Les externalités sont la variation d'utilité d'un agent due à l'action ou à l'abstention d'un autre agent, non validés par le marché. Ceci est par définition le cas lorsque l'action de l'autre agent ne donne pas lieu à compensation. Les externalités peuvent être positives ou négatives et ne sont pas évaluées sur le marché. Elles peuvent faire diverger les intérêts privés et collectifs. L’intervention publique vise à internaliser ces effets. Cette politique d’internalisation peut prendre plusieurs formes :

• la taxation ou sanction financière ;

• la subvention à la réduction d’effets externes ;

• une réglementation établissant les règles de cette redistribution du surplus (positif ou négatif) entre l’agent qui est à l’origine de l’externalité et la collectivité qui la subit.
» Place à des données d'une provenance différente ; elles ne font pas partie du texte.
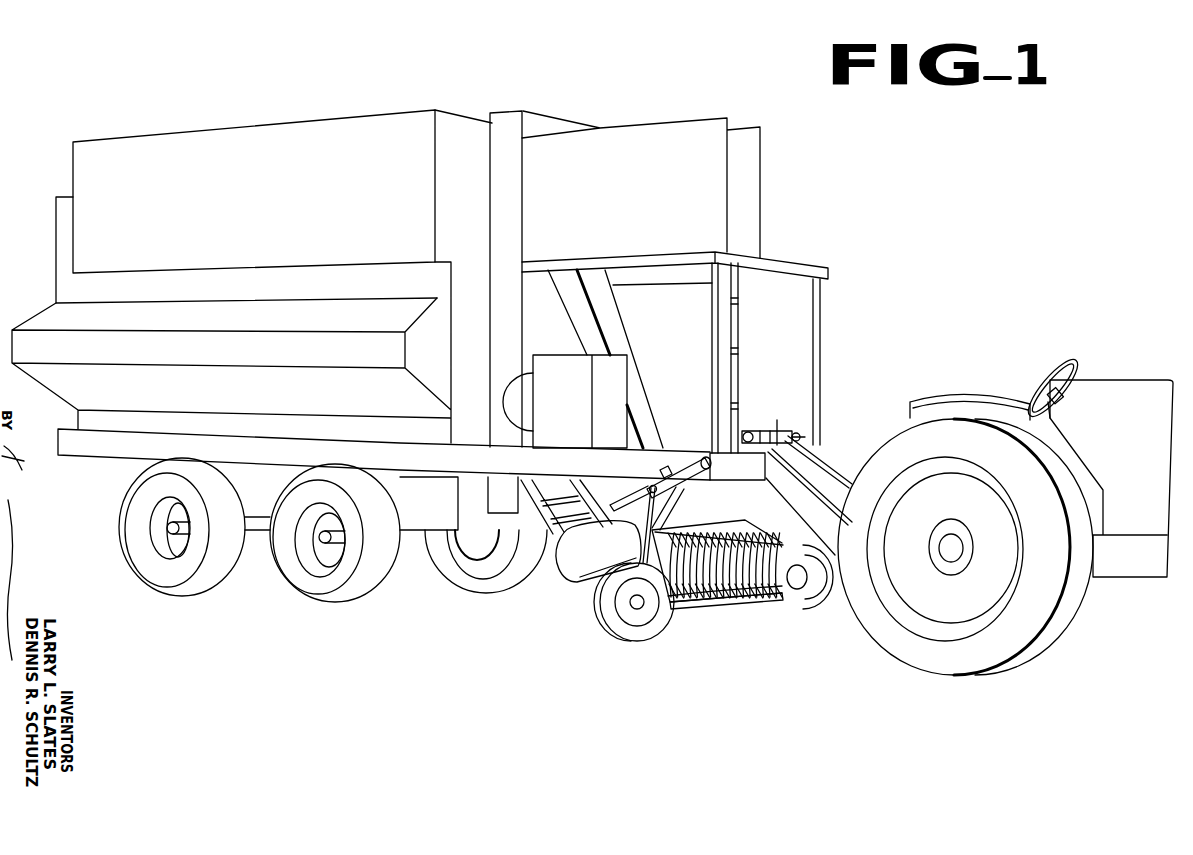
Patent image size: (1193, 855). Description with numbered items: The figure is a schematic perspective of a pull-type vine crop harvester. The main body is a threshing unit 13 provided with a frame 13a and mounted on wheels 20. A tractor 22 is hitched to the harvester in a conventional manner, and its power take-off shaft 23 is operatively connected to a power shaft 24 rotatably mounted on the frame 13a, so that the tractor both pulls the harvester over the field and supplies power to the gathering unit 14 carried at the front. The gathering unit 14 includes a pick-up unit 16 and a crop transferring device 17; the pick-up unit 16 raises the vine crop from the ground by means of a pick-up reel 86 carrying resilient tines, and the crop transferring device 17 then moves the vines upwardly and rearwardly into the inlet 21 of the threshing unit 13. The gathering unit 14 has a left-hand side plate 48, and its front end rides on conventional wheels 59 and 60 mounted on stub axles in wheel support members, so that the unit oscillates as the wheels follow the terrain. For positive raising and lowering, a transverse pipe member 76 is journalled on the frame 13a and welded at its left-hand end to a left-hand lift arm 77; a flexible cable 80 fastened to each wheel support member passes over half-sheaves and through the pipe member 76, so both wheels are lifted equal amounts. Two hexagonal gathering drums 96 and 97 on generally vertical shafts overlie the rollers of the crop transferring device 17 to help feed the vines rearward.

The threshing unit 13 is at (316, 106).
The frame 13a is at (355, 438).
The wheels 20 is at (291, 585).
The tractor 22 is at (1125, 392).
The power take-off shaft 23 is at (773, 483).
The hexagonal gathering drum 97 is at (822, 459).
The power shaft 24 is at (779, 430).
The inlet 21 is at (690, 497).
The crop transferring device 17 is at (703, 519).
The flexible cable 80 is at (666, 458).
The pipe member 76 is at (703, 458).
The left-hand lift arm 77 is at (660, 478).
The hexagonal gathering drum 96 is at (619, 509).
The left-hand side plate 48 is at (596, 565).
The wheel 59 is at (634, 634).
The pick-up reel 86 is at (700, 592).
The gathering unit 14 is at (730, 612).
The pick-up unit 16 is at (752, 606).
The wheel 60 is at (807, 597).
L’intervention étatique s’inscrit dans une dynamique de mutualisation des externalités positives et de limitation des externalités négatives. Internaliser une externalité demande de modifier les incitations de telle manière que les individus prennent en compte les effets externes de leurs actions. Le gouvernement peut internaliser une externalité négative en imposant une taxe sur les producteurs de manière à diminuer la quantité d’équilibre au niveau socialement désirable. Des taxes dites de Pigou sont des taxes servant à corriger les effets d’une externalité négative. La solution pigouvienne passe par une taxe prélevée par l’Etat sur chaque unité de pollution émise sur l’entreprise polluante. Selon Arthur Cecil Pigou, il convient d’associer quelques degrés de surveillance sur les personnes au profit desquelles les transferts sont réalisés (Pigou, 1924, p. 712). Cependant cela suppose que le régulateur soit omniscient et que l’information soit parfaite et symétrique. D’autres alternatives peuvent être envisagées comme les subsides.

*Le monopole naturel se caractérise par l’existence d’activités à rendements croissants. Une entreprise peut produire à des coûts plus bas que plusieurs entreprises qui coexistent sur le marché. Si ce type de monopole est souhaitable, encore convient-il qu'il ne tire pas profit de cette situation pour exploiter les consommateurs ou les usagers, d'où de nombreuses critiques en faveur de la réglementation de ces marchés en monopole naturel. Dans cette situation, le monopole est plus efficace que la concurrence, s’il n’y a pas d’abus de position dominante (prix, qualité dégradée par exemple). La délimitation du monopole naturel est complexe. William J. Baumol, John C. Panzar et Robert D. Willig (1983) montrent que la présence de rendements d’échelle croissants est une condition suffisante mais non nécessaire à l’existence du monopole naturel. Une entreprise en monopole peut être incitée à une gestion efficace, c’est-à-dire conduite à pratiquer une tarification au coût moyen éliminant sa rente de monopole.

Cependant, les coûts sociaux qui sont les coûts reportés sur les agents peuvent être mal évalués et perçus différemment selon les agents économiques. L’importance d’appréhender l’État comme l’émanation de la majorité du peuple et les rapports de force existants nous impose la prise en compte de la contradiction entre l’intérêt privé, individuel et l’intérêt général. De plus, dans le calcul et l’évaluation des partenariats

public-privé, la prise en compte des coûts sociaux est difficile et souvent soumise à controverses.